Many of those who voted for the “third way” of Yesh Atid just three years ago no longer see a failed finance minister, Yair Lapid, as a potential alternative.
Three years ago they voted for the new party which, they believed, offered some hope of social and economic change, but Lapid has proved to be a major disappointment. This time round, there is no new magical third party, and given the fact that the Zionist Union is as much centrist as it is left-wing, there is no vacant space on the political continuum for such a party to develop.
Comparative data from many other countries shows that having a public holiday on election day does not guarantee higher participation rates.
Most countries no longer have a public holiday because of the impact on the economy, although they do guarantee the rights of every worker to take time out during the day to go and vote. Many respondents, especially those who have limited vacation time from their jobs during the year, take the day out to holiday with their families, rather than spend the time in a long line waiting for their turn to vote.
Most surveys show that the lower the participation rate, the greater the impact on the left-wing parties. In many countries this is because the blue-collar workers prefer to spend the time with their families, but this does not necessarily explain the Israeli situation where, ever since the days of Menachem Begin, the poorer groups in society have voted for the Likud or, more recently, for sectoral parties, notably Shas.

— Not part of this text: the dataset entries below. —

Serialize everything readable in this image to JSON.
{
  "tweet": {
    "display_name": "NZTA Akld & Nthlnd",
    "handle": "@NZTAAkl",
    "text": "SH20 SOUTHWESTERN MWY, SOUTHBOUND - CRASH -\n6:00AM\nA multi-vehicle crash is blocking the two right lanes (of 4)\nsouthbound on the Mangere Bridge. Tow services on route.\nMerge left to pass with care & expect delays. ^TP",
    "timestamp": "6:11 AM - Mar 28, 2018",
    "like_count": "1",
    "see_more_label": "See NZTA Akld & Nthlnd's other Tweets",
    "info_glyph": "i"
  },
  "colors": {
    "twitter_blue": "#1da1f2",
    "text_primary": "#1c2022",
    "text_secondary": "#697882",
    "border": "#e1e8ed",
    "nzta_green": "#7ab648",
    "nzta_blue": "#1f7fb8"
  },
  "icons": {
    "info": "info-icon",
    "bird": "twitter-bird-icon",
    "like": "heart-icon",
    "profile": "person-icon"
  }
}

In Israel, the decline in voter participation has impacted parties on the Left for different reasons. Much of the middle class has become disaffected with the Labor Party and, more recently, has also turned away from Meretz, which is increasingly seen as being out of touch with the issues facing a country in which public opinion has moved from the Left to the center, and from the center to the Right, during the past decade.
Within the Arab sector there has also been a significant decrease in voter participation among a younger, educated generation of voters who have become disillusioned with a country where they see themselves as second- class citizens, and with a leadership which continues to control the destiny of the Palestinians without offering any real solutions aimed at ending the occupation.
Based on recent polls and the atmosphere at Saturday night’s demonstration in Tel Aviv, there is a feel in the air that real change could take place next week. Growing dissatisfaction with Netanyahu even among his own ranks, and the attempt to reclaim the Zionist mantle by Herzog and his reincarnated Labor Party following a decade in which the term “Zionism” has been hijacked by parties of the Right, has made the results of this election more open and uncertain than any recent campaign.
But for change to happen, people must get out and vote. The more people that vote, the more chance there is for some real change to begin to take place. This is not a time for vacationing, nor is it a time for intellectual questioning. No post-election excuse or complaint can be justified by anyone who did not go out to vote – even if they are not convinced that the current parties or their leaders offer solutions to the complex problems facing the state.
This is the name of the game and anyone who wants to see change take place must exercise their democratic right to vote.
The writer is dean of the Faculty of Humanities and Social Sciences at Ben-Gurion University. The views expressed are his alone.